Chemomechanical regulation of myosin-1c crossbridges
Myosin-1c is thought to be the principal constituent of the motor that adjusts mechanical responsiveness during adaptation to prolonged stimuli by a hair cell, the sensory receptor of the inner ear. In this context myosin molecules operate neither as filaments, as occurs in muscles, nor as single molecules, as characterizes intracellular transport. Instead, myosin-1c molecules occur in a cluster in which they may exhibit cooperative properties. To better understand the motor's function, we introduce a theoretical description of myosin-1c's chemomechanical cycle based on experimental data from recent single-molecule studies. The cycle consists of distinct chemical states that the myosin molecule stochastically occupies. We explicitly calculate the probabilities of the occupancy of these states and show their dependence on the external force, the availability of actin, and the nucleotide concentrations as required by thermodynamic constraints. This analysis highlights that the strong binding of myosin-1c to actin is dominated by the ADP state for small external forces and by the ATP state for large forces.
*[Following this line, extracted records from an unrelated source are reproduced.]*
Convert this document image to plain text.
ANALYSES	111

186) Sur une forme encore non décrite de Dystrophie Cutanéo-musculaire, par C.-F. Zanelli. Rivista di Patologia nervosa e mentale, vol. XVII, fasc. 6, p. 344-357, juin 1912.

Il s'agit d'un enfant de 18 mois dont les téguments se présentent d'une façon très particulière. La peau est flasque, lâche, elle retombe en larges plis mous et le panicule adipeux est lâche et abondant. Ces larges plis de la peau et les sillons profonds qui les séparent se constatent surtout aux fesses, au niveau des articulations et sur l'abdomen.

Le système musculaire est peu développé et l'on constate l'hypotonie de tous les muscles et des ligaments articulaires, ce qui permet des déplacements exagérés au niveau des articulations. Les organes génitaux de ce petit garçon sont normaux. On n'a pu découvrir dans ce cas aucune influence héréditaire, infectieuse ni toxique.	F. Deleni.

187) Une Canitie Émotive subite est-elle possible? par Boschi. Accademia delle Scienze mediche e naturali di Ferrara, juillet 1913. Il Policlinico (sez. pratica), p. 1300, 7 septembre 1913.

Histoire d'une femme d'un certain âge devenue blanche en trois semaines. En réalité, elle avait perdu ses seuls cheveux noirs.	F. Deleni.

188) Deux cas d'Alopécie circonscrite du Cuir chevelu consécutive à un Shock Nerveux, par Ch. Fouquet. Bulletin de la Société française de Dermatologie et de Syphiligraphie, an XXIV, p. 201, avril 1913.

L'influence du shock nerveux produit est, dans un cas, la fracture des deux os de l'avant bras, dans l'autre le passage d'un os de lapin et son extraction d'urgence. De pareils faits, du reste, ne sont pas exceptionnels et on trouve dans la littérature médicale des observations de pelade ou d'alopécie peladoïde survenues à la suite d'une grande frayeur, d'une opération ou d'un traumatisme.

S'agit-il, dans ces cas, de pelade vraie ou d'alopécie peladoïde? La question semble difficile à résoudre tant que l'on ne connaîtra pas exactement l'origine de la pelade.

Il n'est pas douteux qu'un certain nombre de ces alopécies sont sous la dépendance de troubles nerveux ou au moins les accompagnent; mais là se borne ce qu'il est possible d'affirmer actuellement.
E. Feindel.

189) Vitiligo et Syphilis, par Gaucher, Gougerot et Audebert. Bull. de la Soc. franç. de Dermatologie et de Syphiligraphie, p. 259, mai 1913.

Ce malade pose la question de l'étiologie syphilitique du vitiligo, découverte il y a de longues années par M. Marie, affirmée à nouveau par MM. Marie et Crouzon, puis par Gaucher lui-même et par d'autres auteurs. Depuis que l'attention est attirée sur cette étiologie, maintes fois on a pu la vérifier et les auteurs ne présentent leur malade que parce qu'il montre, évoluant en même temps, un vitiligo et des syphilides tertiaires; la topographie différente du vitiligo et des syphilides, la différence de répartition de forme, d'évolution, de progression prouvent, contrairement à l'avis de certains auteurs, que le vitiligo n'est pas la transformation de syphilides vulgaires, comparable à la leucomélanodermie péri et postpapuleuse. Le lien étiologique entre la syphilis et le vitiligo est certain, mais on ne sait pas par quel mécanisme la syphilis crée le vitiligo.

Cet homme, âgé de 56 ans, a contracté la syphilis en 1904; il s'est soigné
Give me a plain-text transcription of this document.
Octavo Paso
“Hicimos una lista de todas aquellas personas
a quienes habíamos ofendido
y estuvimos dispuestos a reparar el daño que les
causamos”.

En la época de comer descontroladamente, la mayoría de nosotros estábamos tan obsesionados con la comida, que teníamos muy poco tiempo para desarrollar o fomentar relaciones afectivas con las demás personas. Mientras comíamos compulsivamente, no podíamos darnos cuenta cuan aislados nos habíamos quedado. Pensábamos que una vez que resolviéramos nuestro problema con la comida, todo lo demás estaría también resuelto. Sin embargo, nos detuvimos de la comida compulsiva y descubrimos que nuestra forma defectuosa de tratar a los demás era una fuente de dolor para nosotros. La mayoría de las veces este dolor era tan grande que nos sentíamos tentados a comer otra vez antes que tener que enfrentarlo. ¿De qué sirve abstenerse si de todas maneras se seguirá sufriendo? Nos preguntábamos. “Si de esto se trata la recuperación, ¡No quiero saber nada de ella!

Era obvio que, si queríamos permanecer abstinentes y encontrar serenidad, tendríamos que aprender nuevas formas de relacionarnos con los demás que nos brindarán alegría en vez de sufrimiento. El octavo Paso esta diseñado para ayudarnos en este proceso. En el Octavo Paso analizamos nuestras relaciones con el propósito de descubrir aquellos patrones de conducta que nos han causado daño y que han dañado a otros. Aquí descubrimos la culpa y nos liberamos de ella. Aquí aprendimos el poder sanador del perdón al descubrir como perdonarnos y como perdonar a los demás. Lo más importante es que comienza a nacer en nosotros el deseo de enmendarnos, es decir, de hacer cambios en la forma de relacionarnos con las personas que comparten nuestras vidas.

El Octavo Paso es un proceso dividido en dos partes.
Our approach shows how specific parameter values of the chemomechanical cycle for myosin-1c result in behaviors distinct from those of other members of the myosin family. Integrating this single-molecule cycle into a simplified ensemble description, we predict that the average number of bound myosin heads is regulated by the external force and nucleotide concentrations. The elastic properties of such an ensemble are determined by the average number of myosin cross-bridges. Changing the binding probabilities and myosin's stiffness under a constant force results in a mechanical relaxation which is large enough to account for fast adaptation in hair cells.
A schematic drawing depicts the simplified reaction cycle of myosin-1c. Transitions between the states occur upon the binding and release of nucleotides or upon myosin's attaching to or detaching from an actin filament. The unbound or weakly bound states are shown with a blue background.